Now, does this really seem like a realistic use case to you?

using(Texture tex = new Texture2D) {
    // ...
}


That no, but this yes (at least in C#):

using (LevelManager mgr = new LevelManager())
{
     //....
     // Somewhere in the call stack
     Texture text = mgr.getTexture();
}
--> All level resources gone that require manual management gone
--> Ask the GC to collect the remaining memory right now

If not level wide, than maybe scene/section wide.

However I do get that not all architectures are amendable to be re-written in a GC friendly way.

But the approach is similar to RAII in C++, reduce new to minimum and allocate via factory functions that work together with handle manager classes.

--
Paulo

Still no ;)

It's a Texture. It's meant to be seen on the screen for a while, not destroyed in the same scope which it was created.

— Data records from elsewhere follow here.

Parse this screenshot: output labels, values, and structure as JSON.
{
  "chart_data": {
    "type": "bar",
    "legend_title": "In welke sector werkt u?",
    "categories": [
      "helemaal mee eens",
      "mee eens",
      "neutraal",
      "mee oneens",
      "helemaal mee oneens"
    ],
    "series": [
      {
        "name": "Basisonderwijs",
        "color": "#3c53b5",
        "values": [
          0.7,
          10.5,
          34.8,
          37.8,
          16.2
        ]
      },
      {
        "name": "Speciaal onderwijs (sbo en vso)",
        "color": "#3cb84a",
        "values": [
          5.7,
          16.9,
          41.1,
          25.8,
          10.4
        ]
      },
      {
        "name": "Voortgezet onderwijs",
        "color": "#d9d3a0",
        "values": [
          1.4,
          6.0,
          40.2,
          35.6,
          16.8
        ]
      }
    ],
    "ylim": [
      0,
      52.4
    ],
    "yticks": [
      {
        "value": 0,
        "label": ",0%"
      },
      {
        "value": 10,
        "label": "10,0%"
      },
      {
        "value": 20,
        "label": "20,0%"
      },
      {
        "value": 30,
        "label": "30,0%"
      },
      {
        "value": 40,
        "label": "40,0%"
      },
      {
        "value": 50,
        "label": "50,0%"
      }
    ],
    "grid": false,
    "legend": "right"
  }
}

In games though, we have a scene graph. When things happen, we often chip off a large part of it while the game is running, discard it, and load something new. We need to know that what we just discarded has been destroyed completely before we start loading new stuff when we're heavily constrained by memory. And even in cases where we aren't that constrained by memory, we need to know things have been destroyed, period, for non-memory resources. Also, when using graphics APIs like OpenGL, we need control over which thread an object is destroyed in, because you can't access OpenGL resources from just any thread. Now, you could set up some complicated queue where you send textures and so on to(latently) be destroyed, but this is just complicated. Picture a Hello OpenGL app in D and the hoops some noob would have to jump through. It's bad news.

Also, I should add, that a better example of the Texture thing would be a regular Texture and a RenderTexture. You can only draw to the RenderTexture, but you should be able to apply both to a primitive for drawing. You need polymorphism for this. A struct will not do.